2.3. Convivialité et entreprise
Entre l’esprit joyeux des réunions mondaines et la conscience ou presque l’impératif du « bien-vivre ensemble » à l’échelle sociétale, le monde des entreprises n’échappe pas à la problématique de la convivialité. Et dans ce sens, les actions et les discours abondent. Manipulation, instrumentalisation ou véritable engagement ?
Pour trouver ensemble la bonne formule de l’entreprise où il fait bon travailler, une association réunissant des dirigeants et des représentants des entreprises est née en France en 2007, appelée dans un premier temps « Le printemps de la convivialité » et rebaptisée en 2009 « Entreprise et convivialité ». Dans une logique affirmée et assumée de développement de la « performance relationnelle » (Détrie, 2009) des entreprises, des groupes de travail se forment, un référentiel d’actions conviviales voit le jour et même un prix de la convivialité est décerné tous les ans.
C’est là l’expression même d’une exigence globale de bien-être au travail, qui se cristallise et qui implique, non seulement la qualité physique et sensorielle de l’espace de travail, mais aussi et surtout la qualité du tissu relationnel et social dans lequel chacun souhaite se sentir valorisé et épanoui. Petites et grandes entreprises ont voix au chapitre pour définir la convivialité et pour prôner le mieux-être individuel, tout en reconnaissant les difficultés de réussite des actions initiées et leur caractère subjectif. Mais toutes s’accordent sur la nécessité de créer du sens en respectant en même temps des exigences de pertinence, de clarté, d’adaptation (Détrie, ibid.).
Il apparaît évident que la symbolique de l’espace et de la temporalité du travail constitue une représentation des valeurs de l’entreprise. Les choix d’aménagement des bureaux, par exemple, ne sont pas neutres. On y affirme le sérieux du travail par la présence de l’espace clos ou on met en exergue l’esprit d’ouverture par la prolifération des open space pour favoriser, dans l’idéal, la communication. Une communication synonyme de partage et de brassage, de liens proches et fluides. Une communication idéalisée, appelée à se ressourcer dans les espaces de détente aménagés au sein des entreprises mêmes. Une communication transparente, de proximité, qui se rafraîchit aussi à travers des moments plus décontractés (le Casual Friday) et à travers des temporalités décalées.
Au-delà, prend forme la fonction de médiation rituelle de la convivialité, dans le sens où elle accompagne l’ordre rituel de l’entreprise. Les rites, qui structurent et rythment la vie des organisations (Jardel, Loridon, 2000), infusent aussi du convivial, de la simple pause-café au pot de départ à la retraite, des rites spontanés à ceux artificiellement construits par les managers.
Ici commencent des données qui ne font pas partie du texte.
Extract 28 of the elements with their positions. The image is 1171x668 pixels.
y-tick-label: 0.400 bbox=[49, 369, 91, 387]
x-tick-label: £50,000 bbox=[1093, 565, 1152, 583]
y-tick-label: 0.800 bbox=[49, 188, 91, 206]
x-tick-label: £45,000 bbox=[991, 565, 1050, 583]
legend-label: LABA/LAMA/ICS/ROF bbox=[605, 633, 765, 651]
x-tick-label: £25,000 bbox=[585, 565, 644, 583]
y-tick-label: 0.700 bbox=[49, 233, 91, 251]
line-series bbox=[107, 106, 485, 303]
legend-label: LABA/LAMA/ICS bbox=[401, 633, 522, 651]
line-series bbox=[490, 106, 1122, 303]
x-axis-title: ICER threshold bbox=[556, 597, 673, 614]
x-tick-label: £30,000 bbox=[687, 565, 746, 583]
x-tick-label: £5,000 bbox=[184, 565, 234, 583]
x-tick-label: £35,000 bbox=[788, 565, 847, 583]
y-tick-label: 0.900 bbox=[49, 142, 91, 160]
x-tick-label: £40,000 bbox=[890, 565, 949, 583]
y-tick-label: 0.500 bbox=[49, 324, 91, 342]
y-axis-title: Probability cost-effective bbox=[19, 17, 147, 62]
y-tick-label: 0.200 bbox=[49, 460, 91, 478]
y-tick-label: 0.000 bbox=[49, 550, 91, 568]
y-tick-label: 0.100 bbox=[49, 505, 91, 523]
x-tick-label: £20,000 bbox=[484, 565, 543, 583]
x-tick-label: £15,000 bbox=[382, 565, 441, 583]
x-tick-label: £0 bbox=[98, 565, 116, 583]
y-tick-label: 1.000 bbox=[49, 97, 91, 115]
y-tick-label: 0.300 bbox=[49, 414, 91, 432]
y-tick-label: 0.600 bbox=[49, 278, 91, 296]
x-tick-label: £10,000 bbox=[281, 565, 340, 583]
2.4. Convivialité et supports numériques
Les espaces numériques s’approprient le concept de convivialité, avec tout son potentiel sémantique, pour en faire une qualité capitale de l’outil informatique. Difficile de formuler une définition canonique de la convivialité numérique, car elle ne cesse d’évoluer et de s’enrichir, et encore plus difficile d’isoler des indicateurs pour la mesurer. Néanmoins, elle transgresse une première vision plutôt techniciste, qui procède de la simplicité et de la facilité d’usage, pour aboutir à une vision plus holistique, qui englobe le rapport utilitariste, mais, en même temps, ouvre la relation construite entre l’homme et la machine au dialogue, à l’échange, à la réactivité, à l’interaction, à la créativité.
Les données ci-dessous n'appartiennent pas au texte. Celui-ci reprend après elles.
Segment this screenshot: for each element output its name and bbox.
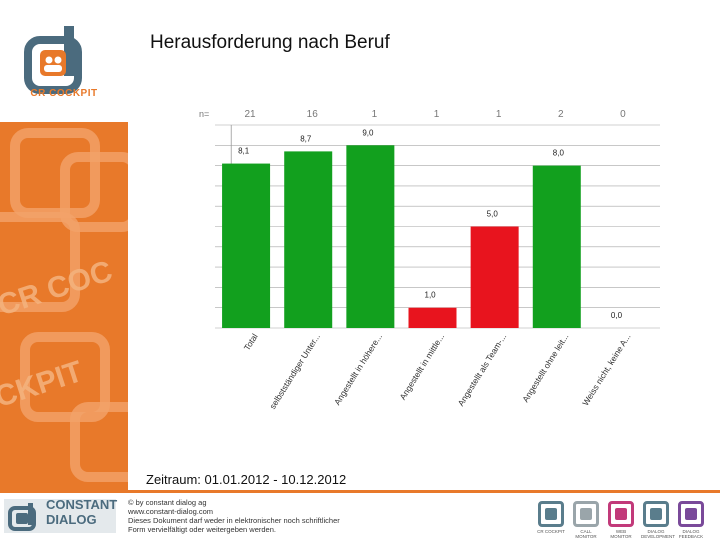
data-label: 9,0 (362, 128, 374, 137)
product-icon-label: DIALOG DEVELOPMENT (641, 529, 676, 539)
footer-brand-line1: CONSTANT (46, 497, 118, 512)
product-icon-label: WEB MONITOR (610, 529, 632, 539)
footer-line: www.constant-dialog.com (128, 507, 214, 516)
bar (346, 145, 395, 328)
product-icon (643, 501, 669, 527)
product-icon (573, 501, 599, 527)
data-label: 8,7 (300, 134, 312, 143)
category-label: Angestellt ohne leit... (520, 332, 570, 404)
product-icon-inner (615, 508, 627, 520)
n-count: 16 (307, 109, 319, 120)
sidebar: CR COCKPIT CR COC CKPIT (0, 0, 128, 490)
data-label: 8,1 (238, 147, 250, 156)
date-range: Zeitraum: 01.01.2012 - 10.12.2012 (146, 472, 347, 487)
product-icon-label: CR COCKPIT (537, 529, 565, 534)
data-label: 0,0 (611, 311, 623, 320)
footer-copyright: © by constant dialog ag www.constant-dia… (128, 498, 340, 534)
category-label: selbstständiger Unter... (267, 332, 322, 411)
data-label: 8,0 (553, 149, 565, 158)
page-title: Herausforderung nach Beruf (150, 32, 390, 53)
n-count: 1 (434, 109, 440, 120)
sidebar-background: CR COC CKPIT (0, 122, 128, 490)
n-count: 0 (620, 109, 626, 120)
data-label: 1,0 (425, 291, 437, 300)
footer-line: Form vervielfältigt oder weitergeben wer… (128, 525, 276, 534)
footer-brand-line2: DIALOG (46, 512, 97, 527)
product-icon (678, 501, 704, 527)
category-label: Weiss nicht, keine A... (580, 332, 632, 408)
data-label: 5,0 (487, 210, 499, 219)
footer: CONSTANT DIALOG © by constant dialog ag … (0, 490, 720, 543)
product-icon-inner (580, 508, 592, 520)
category-label: Angestellt in mittle... (397, 332, 446, 402)
footer-brand: CONSTANT DIALOG (46, 497, 117, 527)
cr-cockpit-logo (24, 26, 82, 94)
product-icon-label: CALL MONITOR (575, 529, 597, 539)
category-label: Total (242, 332, 260, 353)
category-label: Angestellt in höhere... (332, 332, 384, 407)
footer-line: Dieses Dokument darf weder in elektronis… (128, 516, 340, 525)
product-icon-inner (650, 508, 662, 520)
footer-line: © by constant dialog ag (128, 498, 207, 507)
product-icon-label: DIALOG FEEDBACK (678, 529, 704, 539)
bar (532, 165, 581, 328)
bar (408, 307, 457, 328)
product-icon (538, 501, 564, 527)
product-icon (608, 501, 634, 527)
bar (470, 226, 519, 328)
n-count: 21 (245, 109, 257, 120)
logo-caption: CR COCKPIT (30, 88, 98, 99)
bar (222, 163, 271, 328)
n-label: n= (199, 109, 209, 119)
n-count: 1 (372, 109, 378, 120)
n-count: 2 (558, 109, 564, 120)
category-label: Angestellt als Team-... (456, 332, 509, 408)
n-count: 1 (496, 109, 502, 120)
bar (284, 151, 333, 328)
constant-dialog-logo-icon (8, 503, 36, 531)
product-icon-inner (545, 508, 557, 520)
product-icon-inner (685, 508, 697, 520)
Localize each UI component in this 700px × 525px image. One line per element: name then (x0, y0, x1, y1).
Selon les motivations et selon les usages spécifiques des publics concernés (créateurs d’interfaces, professionnels du secteur et usagers au sens large), la convivialité des interfaces ne touche pas les mêmes problématiques et ne peut donc pas coïncider. Comme le précise Thierry Gobert (2007), il est possible d’isoler plusieurs catégories d’indicateurs de convivialité, interdépendantes mais renvoyant à des représentations différentes : d’abord une convivialité numérique initiale, de nature ergonomique (qui optimise le dialogue homme-machine), ensuite une convivialité collaborative (qui favorise des pratiques communautaires socialisantes) et, enfin, une convivialité thématique (qui rend l’interface transparente afin de valoriser les contenus du programme informatique).
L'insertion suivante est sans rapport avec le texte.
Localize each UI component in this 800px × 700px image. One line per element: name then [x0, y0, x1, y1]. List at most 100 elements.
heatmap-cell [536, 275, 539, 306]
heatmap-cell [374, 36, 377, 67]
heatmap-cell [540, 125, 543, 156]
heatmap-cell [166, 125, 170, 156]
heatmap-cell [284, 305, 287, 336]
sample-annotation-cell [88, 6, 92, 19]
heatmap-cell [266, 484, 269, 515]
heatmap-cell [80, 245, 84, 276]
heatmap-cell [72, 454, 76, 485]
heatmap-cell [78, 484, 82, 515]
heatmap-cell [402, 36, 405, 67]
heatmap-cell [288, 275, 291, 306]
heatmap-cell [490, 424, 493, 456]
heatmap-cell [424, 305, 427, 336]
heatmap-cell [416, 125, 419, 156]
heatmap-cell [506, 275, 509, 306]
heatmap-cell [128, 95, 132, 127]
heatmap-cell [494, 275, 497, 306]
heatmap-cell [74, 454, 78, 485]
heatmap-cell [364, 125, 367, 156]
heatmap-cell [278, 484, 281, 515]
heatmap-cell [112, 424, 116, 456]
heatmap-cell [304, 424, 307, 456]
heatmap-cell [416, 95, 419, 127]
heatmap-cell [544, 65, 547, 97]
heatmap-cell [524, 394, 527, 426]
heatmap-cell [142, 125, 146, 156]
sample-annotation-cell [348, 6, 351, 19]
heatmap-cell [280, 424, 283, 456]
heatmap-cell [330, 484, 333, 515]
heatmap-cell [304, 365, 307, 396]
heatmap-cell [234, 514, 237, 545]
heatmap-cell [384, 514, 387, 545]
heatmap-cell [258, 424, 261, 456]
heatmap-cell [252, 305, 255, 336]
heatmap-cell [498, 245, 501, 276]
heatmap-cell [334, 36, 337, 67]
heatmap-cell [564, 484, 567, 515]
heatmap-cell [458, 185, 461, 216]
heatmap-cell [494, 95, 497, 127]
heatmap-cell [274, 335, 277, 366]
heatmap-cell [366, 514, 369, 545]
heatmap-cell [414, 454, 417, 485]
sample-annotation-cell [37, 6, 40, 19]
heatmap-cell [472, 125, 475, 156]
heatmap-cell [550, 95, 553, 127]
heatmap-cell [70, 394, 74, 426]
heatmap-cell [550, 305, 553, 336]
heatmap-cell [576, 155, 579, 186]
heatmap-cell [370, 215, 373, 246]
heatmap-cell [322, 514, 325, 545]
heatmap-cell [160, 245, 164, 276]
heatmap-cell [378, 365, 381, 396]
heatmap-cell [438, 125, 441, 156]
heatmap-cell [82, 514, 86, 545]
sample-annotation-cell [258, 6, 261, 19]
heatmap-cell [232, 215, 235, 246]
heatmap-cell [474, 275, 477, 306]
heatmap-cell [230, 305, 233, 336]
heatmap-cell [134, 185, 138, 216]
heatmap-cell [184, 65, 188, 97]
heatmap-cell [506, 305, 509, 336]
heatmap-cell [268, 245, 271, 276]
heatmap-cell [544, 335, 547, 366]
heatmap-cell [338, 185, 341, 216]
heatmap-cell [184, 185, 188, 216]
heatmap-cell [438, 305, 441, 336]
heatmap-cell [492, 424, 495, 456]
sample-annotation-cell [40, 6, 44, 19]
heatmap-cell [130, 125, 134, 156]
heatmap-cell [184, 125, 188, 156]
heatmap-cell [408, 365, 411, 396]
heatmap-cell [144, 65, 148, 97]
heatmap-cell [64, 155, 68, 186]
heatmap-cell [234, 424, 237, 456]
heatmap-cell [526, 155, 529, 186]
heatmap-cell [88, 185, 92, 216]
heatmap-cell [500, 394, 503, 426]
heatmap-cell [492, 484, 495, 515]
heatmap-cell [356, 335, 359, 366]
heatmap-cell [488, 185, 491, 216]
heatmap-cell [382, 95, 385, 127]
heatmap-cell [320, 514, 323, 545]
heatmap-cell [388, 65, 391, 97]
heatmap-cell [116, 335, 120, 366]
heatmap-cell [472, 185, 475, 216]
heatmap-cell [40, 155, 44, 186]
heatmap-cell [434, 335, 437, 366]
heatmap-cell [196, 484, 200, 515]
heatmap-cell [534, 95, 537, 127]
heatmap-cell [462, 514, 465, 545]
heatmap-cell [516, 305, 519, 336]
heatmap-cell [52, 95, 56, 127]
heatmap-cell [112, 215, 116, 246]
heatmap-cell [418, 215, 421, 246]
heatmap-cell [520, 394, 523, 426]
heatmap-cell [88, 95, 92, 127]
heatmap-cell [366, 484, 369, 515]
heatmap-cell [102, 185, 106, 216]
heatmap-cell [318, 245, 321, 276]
Avec la sophistication technologique et avec l’explosion du web communautaire, les propriétés retenues comme base de la convivialité numérique (telles que l’utilisabilité, la simplicité, la facilité, l’affordance, l’interactivité, l’interaction, la liberté ou le plaisir) s’enrichissent de nouvelles valences, à travers de nouveaux contextes et usages. Parmi ces propriétés des interfaces numériques, certaines sont naturellement et instinctivement associées à la convivialité informatique. Tel est le cas de l’interactivité, comme ensemble de « propriétés dynamiques et animations cinétiques des médias informatisés », et de l’interaction, comme « construction d’une relation entre énonciateur et co-énonciateur impliquant l’internaute mentalement et physiquement » (Pignier, 2004, 139). D’autres traits, malgré leur caractère plus discret et moins perceptible à présent, restent au cœur des représentations et des pratiques conviviales à l’écran. C’est le cas notamment de la créativité, qui permettait déjà dans les années 1980 l’émergence d’un espace d’expression personnelle et personnalisée dans la relation avec la machine (Lavigne, 2007).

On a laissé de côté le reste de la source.